Nutritionally speaking, it’s a great alternative to white pasta as it is very low in carbohydrate, and low in energy at 176 kJ (42 calories) per cup vs 1412kJ (338 calories) per cup of cooked white pasta. I triple checked this as I couldn’t believe what I was seeing here!
(As you may have noticed, I don’t talk about kilojoules and calories a lot, as I believe in eating food for it’s nutritional value, rather than counting calories. However, I also operate in the real world and for people who have a weight loss goal, finding a tasty and nutritional substitute for white pasta, noodles and rice is very useful.)
Spaghetti squash is also a good source of potassium, fibre, niacin (Vitamin B3), Vitamin B6, manganese and Vitamin C.
Taste wise – it’s delicious. Although go into it with the mindset that it’s NOT spaghetti, because it isn't and it has a different taste and texture to pasta. It has a lovely sweet and delicate flavour that is ideal for Italian sauces, and I think it’ll work really well as a substitute for Asian noodles as well.

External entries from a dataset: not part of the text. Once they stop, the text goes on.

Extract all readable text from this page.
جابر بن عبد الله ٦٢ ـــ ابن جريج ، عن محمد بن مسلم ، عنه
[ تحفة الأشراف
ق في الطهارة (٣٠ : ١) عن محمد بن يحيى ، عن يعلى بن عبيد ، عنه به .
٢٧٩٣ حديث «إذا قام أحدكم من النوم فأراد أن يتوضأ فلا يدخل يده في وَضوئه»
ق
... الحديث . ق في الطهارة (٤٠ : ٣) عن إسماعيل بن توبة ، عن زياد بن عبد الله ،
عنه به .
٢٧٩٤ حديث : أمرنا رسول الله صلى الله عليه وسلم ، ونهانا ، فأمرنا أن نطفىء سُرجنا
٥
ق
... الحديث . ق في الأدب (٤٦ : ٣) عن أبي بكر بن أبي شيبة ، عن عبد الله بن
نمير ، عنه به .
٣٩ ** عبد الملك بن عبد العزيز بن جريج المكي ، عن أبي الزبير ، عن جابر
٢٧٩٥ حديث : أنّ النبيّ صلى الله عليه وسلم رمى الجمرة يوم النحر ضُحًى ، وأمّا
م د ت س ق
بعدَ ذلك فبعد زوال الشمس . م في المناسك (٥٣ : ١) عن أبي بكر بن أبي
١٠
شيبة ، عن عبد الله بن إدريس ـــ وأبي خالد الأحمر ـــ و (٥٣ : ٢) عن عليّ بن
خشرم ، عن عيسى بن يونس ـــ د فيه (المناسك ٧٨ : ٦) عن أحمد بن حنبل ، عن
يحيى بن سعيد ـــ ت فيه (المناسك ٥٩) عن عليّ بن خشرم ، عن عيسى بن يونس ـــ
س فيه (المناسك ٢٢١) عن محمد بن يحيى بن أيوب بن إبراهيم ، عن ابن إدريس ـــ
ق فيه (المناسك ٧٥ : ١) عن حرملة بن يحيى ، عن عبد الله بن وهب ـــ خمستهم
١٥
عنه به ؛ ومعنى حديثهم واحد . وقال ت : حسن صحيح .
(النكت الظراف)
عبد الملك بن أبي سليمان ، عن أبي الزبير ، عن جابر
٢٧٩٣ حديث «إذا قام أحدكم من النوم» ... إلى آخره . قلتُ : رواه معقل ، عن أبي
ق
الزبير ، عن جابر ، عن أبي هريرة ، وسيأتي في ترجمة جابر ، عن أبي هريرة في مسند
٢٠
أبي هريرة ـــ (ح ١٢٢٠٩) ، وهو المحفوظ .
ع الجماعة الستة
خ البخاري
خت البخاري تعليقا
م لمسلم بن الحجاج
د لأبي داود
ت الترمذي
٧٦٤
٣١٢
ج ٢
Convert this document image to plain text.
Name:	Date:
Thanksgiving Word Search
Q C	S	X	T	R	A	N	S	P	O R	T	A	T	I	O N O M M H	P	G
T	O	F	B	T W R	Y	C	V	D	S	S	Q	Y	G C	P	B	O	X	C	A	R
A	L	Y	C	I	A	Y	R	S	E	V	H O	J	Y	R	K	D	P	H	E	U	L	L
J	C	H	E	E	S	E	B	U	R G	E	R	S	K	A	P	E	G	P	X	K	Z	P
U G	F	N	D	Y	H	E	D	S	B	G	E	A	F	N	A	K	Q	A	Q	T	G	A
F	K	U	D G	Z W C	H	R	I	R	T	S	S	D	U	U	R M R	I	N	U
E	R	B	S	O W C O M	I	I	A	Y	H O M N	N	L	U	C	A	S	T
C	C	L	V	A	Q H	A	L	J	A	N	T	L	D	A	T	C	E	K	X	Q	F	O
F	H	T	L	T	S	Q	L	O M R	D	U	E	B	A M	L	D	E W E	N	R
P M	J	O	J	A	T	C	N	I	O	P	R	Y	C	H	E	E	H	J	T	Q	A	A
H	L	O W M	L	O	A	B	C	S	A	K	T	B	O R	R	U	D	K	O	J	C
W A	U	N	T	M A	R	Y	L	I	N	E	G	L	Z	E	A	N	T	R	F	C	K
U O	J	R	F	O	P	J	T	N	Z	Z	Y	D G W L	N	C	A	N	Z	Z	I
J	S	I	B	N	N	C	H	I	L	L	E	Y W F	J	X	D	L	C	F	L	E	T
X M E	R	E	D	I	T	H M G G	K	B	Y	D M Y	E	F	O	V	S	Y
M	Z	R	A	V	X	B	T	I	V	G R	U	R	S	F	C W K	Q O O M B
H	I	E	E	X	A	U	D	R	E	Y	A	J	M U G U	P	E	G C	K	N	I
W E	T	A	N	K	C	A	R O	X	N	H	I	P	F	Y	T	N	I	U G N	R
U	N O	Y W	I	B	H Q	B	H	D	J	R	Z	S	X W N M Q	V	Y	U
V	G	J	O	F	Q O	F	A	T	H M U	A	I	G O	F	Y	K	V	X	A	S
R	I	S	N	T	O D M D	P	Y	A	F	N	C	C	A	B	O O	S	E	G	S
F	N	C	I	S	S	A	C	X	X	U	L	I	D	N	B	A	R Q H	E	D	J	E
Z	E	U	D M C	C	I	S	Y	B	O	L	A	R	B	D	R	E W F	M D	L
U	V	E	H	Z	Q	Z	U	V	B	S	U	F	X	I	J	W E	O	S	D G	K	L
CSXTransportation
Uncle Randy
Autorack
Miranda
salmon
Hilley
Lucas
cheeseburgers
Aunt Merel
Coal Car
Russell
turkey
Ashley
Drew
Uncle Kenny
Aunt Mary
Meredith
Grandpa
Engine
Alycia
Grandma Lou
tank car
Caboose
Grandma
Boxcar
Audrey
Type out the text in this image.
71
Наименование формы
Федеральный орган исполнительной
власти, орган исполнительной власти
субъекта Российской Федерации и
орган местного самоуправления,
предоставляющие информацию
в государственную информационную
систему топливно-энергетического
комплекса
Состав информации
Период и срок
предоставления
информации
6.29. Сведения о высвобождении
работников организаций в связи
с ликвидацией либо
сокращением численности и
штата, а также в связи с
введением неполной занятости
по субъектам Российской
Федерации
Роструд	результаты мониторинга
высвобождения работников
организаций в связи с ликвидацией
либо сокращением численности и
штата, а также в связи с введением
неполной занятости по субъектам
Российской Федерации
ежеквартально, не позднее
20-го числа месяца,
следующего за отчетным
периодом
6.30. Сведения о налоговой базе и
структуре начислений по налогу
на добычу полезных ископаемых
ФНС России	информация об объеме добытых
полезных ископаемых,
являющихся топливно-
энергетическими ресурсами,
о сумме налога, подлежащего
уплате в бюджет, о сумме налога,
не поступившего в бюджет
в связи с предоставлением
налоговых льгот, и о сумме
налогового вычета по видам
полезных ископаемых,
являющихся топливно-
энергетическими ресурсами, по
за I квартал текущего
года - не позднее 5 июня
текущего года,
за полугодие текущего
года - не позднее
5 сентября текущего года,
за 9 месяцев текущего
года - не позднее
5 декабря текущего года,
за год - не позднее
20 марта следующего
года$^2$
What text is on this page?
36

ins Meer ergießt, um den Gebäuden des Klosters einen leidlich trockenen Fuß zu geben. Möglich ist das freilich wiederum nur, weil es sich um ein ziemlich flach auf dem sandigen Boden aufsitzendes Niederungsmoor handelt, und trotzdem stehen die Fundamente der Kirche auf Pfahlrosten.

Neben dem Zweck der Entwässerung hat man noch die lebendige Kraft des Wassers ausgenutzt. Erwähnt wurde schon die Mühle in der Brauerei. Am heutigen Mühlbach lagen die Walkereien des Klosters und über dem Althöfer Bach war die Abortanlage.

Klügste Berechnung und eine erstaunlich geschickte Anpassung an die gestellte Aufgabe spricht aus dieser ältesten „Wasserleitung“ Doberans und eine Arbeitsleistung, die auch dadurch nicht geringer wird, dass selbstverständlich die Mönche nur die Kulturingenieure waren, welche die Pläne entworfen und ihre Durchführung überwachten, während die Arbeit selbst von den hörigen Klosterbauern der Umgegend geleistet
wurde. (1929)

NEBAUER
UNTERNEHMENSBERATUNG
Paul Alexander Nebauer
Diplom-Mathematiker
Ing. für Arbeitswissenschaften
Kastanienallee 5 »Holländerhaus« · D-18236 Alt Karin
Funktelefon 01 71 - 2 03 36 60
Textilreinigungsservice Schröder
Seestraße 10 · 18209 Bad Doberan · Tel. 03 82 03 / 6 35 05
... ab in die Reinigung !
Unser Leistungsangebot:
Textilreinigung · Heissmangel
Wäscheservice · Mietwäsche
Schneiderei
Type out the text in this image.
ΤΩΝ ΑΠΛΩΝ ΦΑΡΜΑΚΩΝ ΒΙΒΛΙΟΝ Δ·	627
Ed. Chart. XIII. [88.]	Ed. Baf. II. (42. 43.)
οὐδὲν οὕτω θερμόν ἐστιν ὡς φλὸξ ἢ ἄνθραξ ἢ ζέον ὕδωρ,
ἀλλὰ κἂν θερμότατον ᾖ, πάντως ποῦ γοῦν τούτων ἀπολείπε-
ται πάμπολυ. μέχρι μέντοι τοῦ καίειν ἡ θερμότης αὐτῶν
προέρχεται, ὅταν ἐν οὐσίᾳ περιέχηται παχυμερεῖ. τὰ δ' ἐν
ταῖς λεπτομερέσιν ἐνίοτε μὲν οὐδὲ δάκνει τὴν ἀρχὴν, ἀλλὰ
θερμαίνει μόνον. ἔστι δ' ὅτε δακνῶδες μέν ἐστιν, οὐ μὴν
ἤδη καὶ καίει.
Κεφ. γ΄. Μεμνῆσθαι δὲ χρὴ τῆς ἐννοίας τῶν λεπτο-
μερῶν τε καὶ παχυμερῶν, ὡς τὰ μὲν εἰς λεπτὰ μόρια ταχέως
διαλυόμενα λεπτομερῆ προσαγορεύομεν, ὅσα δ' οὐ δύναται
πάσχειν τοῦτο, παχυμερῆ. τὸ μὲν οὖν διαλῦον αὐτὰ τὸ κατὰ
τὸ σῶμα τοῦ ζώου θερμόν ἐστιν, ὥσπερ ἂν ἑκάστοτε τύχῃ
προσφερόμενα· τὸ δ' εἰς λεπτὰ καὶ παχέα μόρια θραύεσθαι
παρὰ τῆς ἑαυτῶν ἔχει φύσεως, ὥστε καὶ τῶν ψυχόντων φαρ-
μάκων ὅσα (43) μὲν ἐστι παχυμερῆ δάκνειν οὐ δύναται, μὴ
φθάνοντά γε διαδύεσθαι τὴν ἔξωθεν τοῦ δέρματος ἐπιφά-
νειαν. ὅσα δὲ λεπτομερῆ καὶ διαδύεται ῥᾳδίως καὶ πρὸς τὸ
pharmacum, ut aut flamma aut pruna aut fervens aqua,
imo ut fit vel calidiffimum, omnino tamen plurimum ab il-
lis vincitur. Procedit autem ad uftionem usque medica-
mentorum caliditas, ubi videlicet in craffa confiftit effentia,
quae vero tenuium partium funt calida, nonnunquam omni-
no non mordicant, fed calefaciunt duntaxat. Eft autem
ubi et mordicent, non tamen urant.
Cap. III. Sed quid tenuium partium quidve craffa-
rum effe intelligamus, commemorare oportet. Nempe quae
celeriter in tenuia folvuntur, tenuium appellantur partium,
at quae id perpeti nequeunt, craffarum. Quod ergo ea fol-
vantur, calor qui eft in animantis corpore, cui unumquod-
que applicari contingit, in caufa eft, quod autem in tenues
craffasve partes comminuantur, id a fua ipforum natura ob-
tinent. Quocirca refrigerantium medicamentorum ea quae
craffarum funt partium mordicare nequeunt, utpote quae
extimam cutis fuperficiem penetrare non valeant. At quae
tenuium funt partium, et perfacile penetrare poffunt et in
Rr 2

This is a great way to add an extra veggie on your plate, while complementing a strong flavoured source like a bolognese or napoli (I used the tomato based sauce from my Amazing Roasted Eggplant and Tomato Pasta recipe in the picture above), or Asian curries or stir fries.
I cooked it in the microwave, and you can roast it in the oven as well if you prefer.
Here’s how I cooked it:
Cut your spaghetti squash in half. This can be lengthways or widthways. The spaghetti will be in longer strands if you do it widthways because of the way it’s curled up inside the vegetable. Also, it will be too big for most microwaves to fit the whole squash in lengthways.
Prick it all over with sharp knife, to prevent it exploding. The risk of this happening is lessened by cutting it in half.
Place it cut side down in a microwave proof dish and add a couple of centimetres (1 inch) of water to it to prevent it from drying out. My squash soaked up all this water and it became beautifully moist.
Microwave it on high for 5 minutes and then check it by gently stabbing it with a skewer or sharp knife. Continue this process until the skewer or sharp knife goes into the squash easily. Mine took 25 minutes to cook in total.